In December of 2023, the FASB issued ASU 2023-09, “Income Taxes (Topic 740): Improvements to Income Tax Disclosures.” The updated accounting guidance requires expanded income tax disclosures, including the disaggregation of existing disclosures related to the effective tax rate reconciliation and income taxes paid. The guidance is effective for fiscal years beginning after December 15, 2024. Prospective application is required, with retrospective application permitted. The Company is currently evaluating the effect the updated guidance will have on its financial statement disclosures.
In November 2024, the FASB issued ASU No. 2024-03, “Income Statement—Reporting Comprehensive Income—Expense Disaggregation Disclosures,” which requires additional disclosure of certain costs and expenses within the notes to the financial statements. The updated standard is effective for annual reporting periods beginning after December 15, 2026 and interim reporting periods within annual reporting periods beginning after December 15, 2027. The requirements will be applied prospectively with the option for retrospective application. Early adoption is permitted. The Company is currently evaluating the effect the updated guidance will have on its financial statement disclosures.

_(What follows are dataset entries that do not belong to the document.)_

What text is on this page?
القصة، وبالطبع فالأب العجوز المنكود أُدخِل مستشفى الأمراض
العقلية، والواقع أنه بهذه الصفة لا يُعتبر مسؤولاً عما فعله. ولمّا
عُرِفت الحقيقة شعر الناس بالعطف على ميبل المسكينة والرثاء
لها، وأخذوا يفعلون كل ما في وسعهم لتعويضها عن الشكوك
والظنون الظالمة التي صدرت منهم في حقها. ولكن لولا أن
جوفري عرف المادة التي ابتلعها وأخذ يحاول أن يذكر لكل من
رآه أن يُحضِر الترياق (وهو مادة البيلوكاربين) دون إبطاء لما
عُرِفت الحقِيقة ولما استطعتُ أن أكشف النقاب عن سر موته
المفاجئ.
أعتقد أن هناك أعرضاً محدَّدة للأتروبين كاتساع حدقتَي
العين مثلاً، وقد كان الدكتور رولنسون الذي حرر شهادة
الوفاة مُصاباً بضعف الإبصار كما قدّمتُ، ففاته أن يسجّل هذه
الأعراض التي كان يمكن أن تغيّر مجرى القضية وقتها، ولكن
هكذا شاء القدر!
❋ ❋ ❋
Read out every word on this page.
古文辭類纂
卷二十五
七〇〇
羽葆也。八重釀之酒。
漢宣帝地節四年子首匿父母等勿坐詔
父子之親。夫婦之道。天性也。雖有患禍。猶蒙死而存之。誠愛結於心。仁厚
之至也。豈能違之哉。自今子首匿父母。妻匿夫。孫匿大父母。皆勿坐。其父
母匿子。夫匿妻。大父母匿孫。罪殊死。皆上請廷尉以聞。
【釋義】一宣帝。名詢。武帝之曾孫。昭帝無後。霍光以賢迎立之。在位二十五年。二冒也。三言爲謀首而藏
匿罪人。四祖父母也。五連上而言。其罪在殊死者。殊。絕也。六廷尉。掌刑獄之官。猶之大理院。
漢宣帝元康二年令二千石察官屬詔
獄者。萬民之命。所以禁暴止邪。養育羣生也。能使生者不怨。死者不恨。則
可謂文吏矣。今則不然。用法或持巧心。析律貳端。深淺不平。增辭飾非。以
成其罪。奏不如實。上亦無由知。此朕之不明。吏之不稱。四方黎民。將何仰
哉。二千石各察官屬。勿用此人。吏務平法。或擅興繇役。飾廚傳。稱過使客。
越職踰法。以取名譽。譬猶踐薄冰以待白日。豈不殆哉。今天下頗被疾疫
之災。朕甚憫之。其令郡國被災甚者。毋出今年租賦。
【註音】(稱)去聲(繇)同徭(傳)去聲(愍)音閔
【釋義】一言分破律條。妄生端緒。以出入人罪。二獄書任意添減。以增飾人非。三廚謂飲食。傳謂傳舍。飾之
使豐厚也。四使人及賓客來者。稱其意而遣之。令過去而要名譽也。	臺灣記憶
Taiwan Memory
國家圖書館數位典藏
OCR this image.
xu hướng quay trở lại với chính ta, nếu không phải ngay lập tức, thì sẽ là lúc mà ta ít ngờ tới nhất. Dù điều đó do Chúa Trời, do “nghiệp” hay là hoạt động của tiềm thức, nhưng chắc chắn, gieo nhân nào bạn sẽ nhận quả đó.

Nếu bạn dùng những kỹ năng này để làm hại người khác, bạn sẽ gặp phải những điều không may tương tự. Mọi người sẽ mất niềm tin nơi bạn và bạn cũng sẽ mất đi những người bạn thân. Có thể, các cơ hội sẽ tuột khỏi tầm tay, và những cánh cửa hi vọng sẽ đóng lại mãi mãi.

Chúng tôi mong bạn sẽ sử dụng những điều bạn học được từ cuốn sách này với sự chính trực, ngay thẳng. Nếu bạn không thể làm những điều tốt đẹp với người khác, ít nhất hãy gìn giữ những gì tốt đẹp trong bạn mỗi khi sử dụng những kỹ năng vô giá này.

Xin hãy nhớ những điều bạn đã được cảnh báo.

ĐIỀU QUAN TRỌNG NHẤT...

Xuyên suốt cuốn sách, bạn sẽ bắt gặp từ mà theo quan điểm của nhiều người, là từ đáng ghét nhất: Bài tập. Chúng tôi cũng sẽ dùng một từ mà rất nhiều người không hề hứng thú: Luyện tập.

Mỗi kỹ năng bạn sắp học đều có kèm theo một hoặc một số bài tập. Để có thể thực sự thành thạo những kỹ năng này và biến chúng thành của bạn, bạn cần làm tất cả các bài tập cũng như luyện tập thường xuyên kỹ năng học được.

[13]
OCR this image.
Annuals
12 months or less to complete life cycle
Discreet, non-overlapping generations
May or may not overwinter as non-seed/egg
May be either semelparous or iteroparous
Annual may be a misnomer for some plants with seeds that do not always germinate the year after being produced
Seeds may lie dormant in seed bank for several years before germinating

About New Standards Disclosures
New accounting standards disclosures describe recently adopted pronouncements and those not yet effective, along with management's assessment of their expected impact. This section provides an early warning system for upcoming changes to how a company reports its financial results, often years before the new rules take effect.
Key signals: when management describes a not-yet-adopted standard's impact as "material" or "still being evaluated," it signals potential significant changes to reported metrics upon adoption. Watch for standards that affect a company's core operations — for example, revenue recognition changes for software companies or lease accounting changes for retailers with large store footprints. The transition method chosen (full retrospective versus modified retrospective) affects comparability with prior periods. Companies that delay adoption to the latest permitted date may be struggling with implementation complexity. Compare the disclosed impact assessments against peers in the same industry to gauge whether management's expectations are reasonable.